Frequently Asked Questions

Are the new student loan caps being challenged in court?

Yes, but not the caps themselves - those dollar limits are written into the One Big Beautiful Bill Act and are not what the lawsuits target. The challenges are to the Department of Education's rule defining which programs count as "professional" (and therefore qualify for the higher $50,000 annual loan cap) versus "graduate" (capped at $20,500). As of June 2026 there are two active federal suits: a coalition of 25 states plus the District of Columbia, and a suit by physician associate organizations.

What exactly are the lawsuits trying to change?

The Department's final rule limits the higher professional loan tier to 11 fields and adds requirements (such as a doctoral-level degree and licensure to begin practice) that the plaintiffs say Congress did not put in the statute. The effect is to drop programs like nursing and physician assistant studies into the lower $20,500 graduate tier. The lawsuits ask the courts to strike down that narrow definition so these health programs get the $50,000 professional tier instead.

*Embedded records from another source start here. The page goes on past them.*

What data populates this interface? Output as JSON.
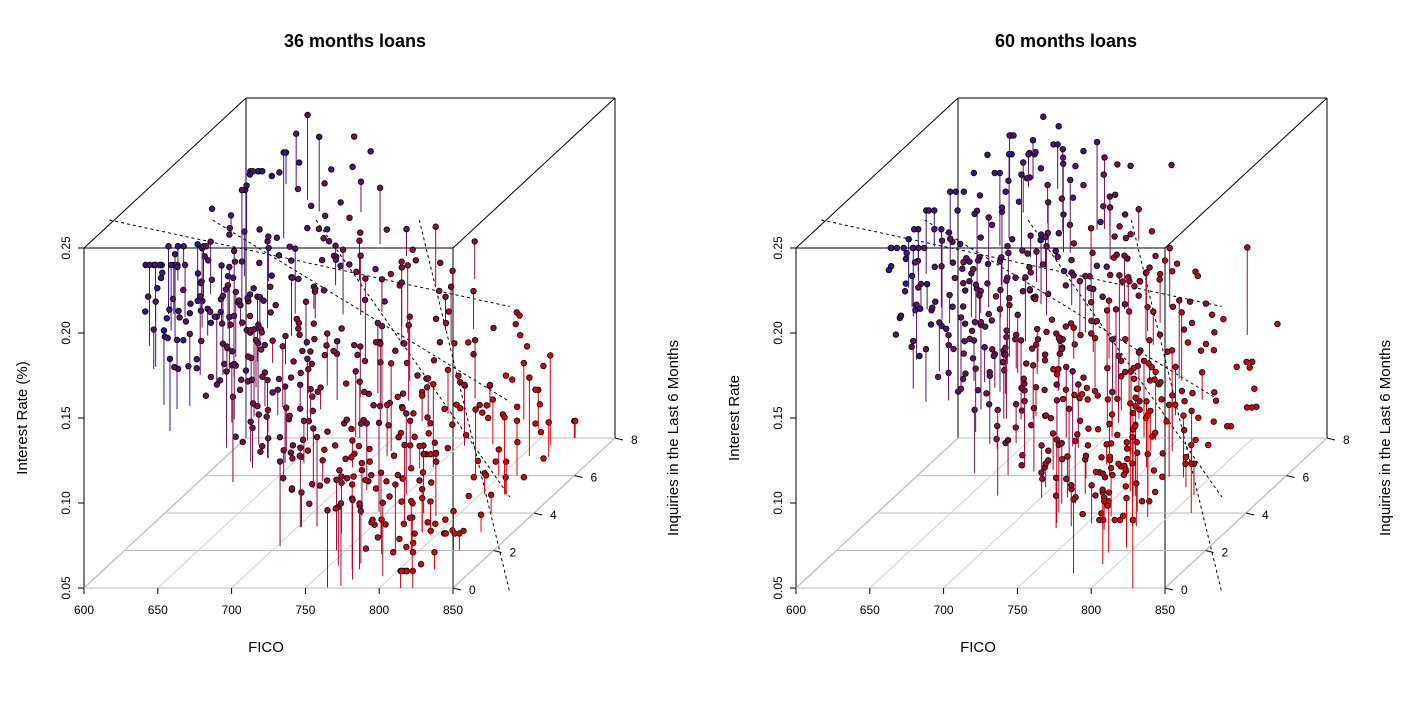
{
  "chart_data": [
    {
      "type": "scatter",
      "title": "36 months loans",
      "xlabel": "FICO",
      "ylabel": "Interest Rate (%)",
      "zlabel": "Inquiries in the Last 6 Months",
      "xticks": [
        "600",
        "650",
        "700",
        "750",
        "800",
        "850"
      ],
      "yticks": [
        "0.05",
        "0.10",
        "0.15",
        "0.20",
        "0.25"
      ],
      "zticks": [
        "0",
        "2",
        "4",
        "6",
        "8"
      ],
      "xlim": [
        600,
        850
      ],
      "ylim": [
        0.05,
        0.25
      ],
      "zlim": [
        0,
        8
      ],
      "grid": true,
      "colors": {
        "low": "#1a1aa0",
        "high": "#e00000",
        "point_fill": "#000000"
      },
      "distribution": {
        "fico_range": [
          640,
          830
        ],
        "rate_range": [
          0.06,
          0.24
        ],
        "inquiries_range": [
          0,
          8
        ],
        "note": "rate decreases as FICO increases"
      }
    },
    {
      "type": "scatter",
      "title": "60 months loans",
      "xlabel": "FICO",
      "ylabel": "Interest Rate",
      "zlabel": "Inquiries in the Last 6 Months",
      "xticks": [
        "600",
        "650",
        "700",
        "750",
        "800",
        "850"
      ],
      "yticks": [
        "0.05",
        "0.10",
        "0.15",
        "0.20",
        "0.25"
      ],
      "zticks": [
        "0",
        "2",
        "4",
        "6",
        "8"
      ],
      "xlim": [
        600,
        850
      ],
      "ylim": [
        0.05,
        0.25
      ],
      "zlim": [
        0,
        8
      ],
      "grid": true,
      "colors": {
        "low": "#1a1aa0",
        "high": "#e00000",
        "point_fill": "#000000"
      },
      "distribution": {
        "fico_range": [
          660,
          830
        ],
        "rate_range": [
          0.09,
          0.25
        ],
        "inquiries_range": [
          0,
          8
        ],
        "note": "rate decreases as FICO increases"
      }
    }
  ]
}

Should I change my grad school plans because of the lawsuits?

No. The rule takes effect July 1, 2026 as written, and there is no guarantee any court will block it - or do so before the fall term. The responsible move is to budget for the rule as written (the $20,500 tier if your program is affected) and treat a court win as upside, not as your plan. Build your funding around the limits that exist today, and watch for rulings if you are in nursing, a PA program, or another contested field.